Kritik an Umweltstrafrecht: Land- und Forstwirtschaft warnt vor Kriminalisierung

Ein aktueller Gesetzentwurf des Bundesumweltministeriums sorgt bei Wald- und Landbesitzern für massive Bedenken. Der Referentenentwurf zur Umsetzung der EU-Richtlinie über den strafrechtlichen Umweltschutz könnte nach Ansicht der betroffenen Verbände die nachhaltige Bewirtschaftung von Wäldern und Agrarflächen erheblich gefährden.

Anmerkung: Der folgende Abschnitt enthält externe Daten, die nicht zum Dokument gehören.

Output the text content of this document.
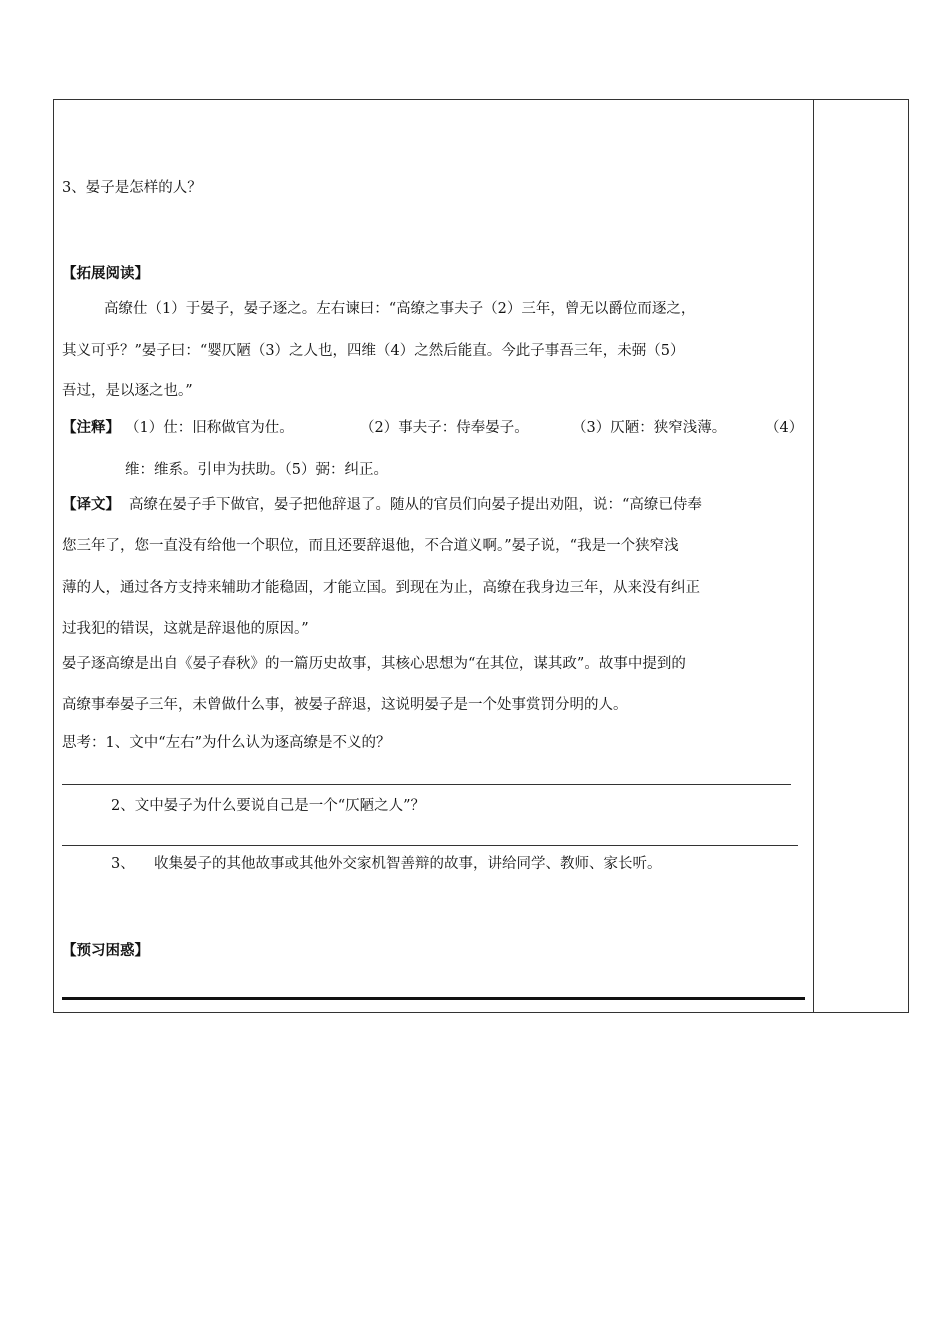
3、晏子是怎样的人？
【拓展阅读】
高缭仕（1）于晏子，晏子逐之。左右谏曰：“高缭之事夫子（2）三年，曾无以爵位而逐之，
其义可乎？”晏子曰：“婴仄陋（3）之人也，四维（4）之然后能直。今此子事吾三年，未弼（5）
吾过，是以逐之也。”
【注释】 （1）仕：旧称做官为仕。	（2）事夫子：侍奉晏子。	（3）仄陋：狭窄浅薄。	（4）
维：维系。引申为扶助。（5）弼：纠正。
【译文】 高缭在晏子手下做官，晏子把他辞退了。随从的官员们向晏子提出劝阻，说：“高缭已侍奉
您三年了，您一直没有给他一个职位，而且还要辞退他，不合道义啊。”晏子说，“我是一个狭窄浅
薄的人，通过各方支持来辅助才能稳固，才能立国。到现在为止，高缭在我身边三年，从来没有纠正
过我犯的错误，这就是辞退他的原因。”
晏子逐高缭是出自《晏子春秋》的一篇历史故事，其核心思想为“在其位，谋其政”。故事中提到的
高缭事奉晏子三年，未曾做什么事，被晏子辞退，这说明晏子是一个处事赏罚分明的人。
思考：1、文中“左右”为什么认为逐高缭是不义的？
2、文中晏子为什么要说自己是一个“仄陋之人”？
3、 收集晏子的其他故事或其他外交家机智善辩的故事，讲给同学、教师、家长听。
【预习困惑】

Konkret kritisieren AGDW – Die Waldeigentümer und die Familienbetriebe Land und Forst zwei zentrale Punkte: die Einführung sogenannter Eignungsdelikte und eine unklare Definition des Ökosystem-Begriffs.

Bei Eignungsdelikten würde bereits die abstrakte Möglichkeit einer Umweltbeeinträchtigung strafbar – unabhängig davon, ob tatsächlich ein Schaden entsteht. Die vage Definition des Ökosystems wiederum führe zu gravierender Rechtsunsicherheit. Für Land- und Forstwirte wäre kaum noch nachvollziehbar, wo notwendige Bewirtschaftung endet und eine potenziell strafbare Handlung beginnt. Selbst reguläre Eingriffe wie Durchforstung oder Pflegearbeiten könnten so als Straftat gewertet werden.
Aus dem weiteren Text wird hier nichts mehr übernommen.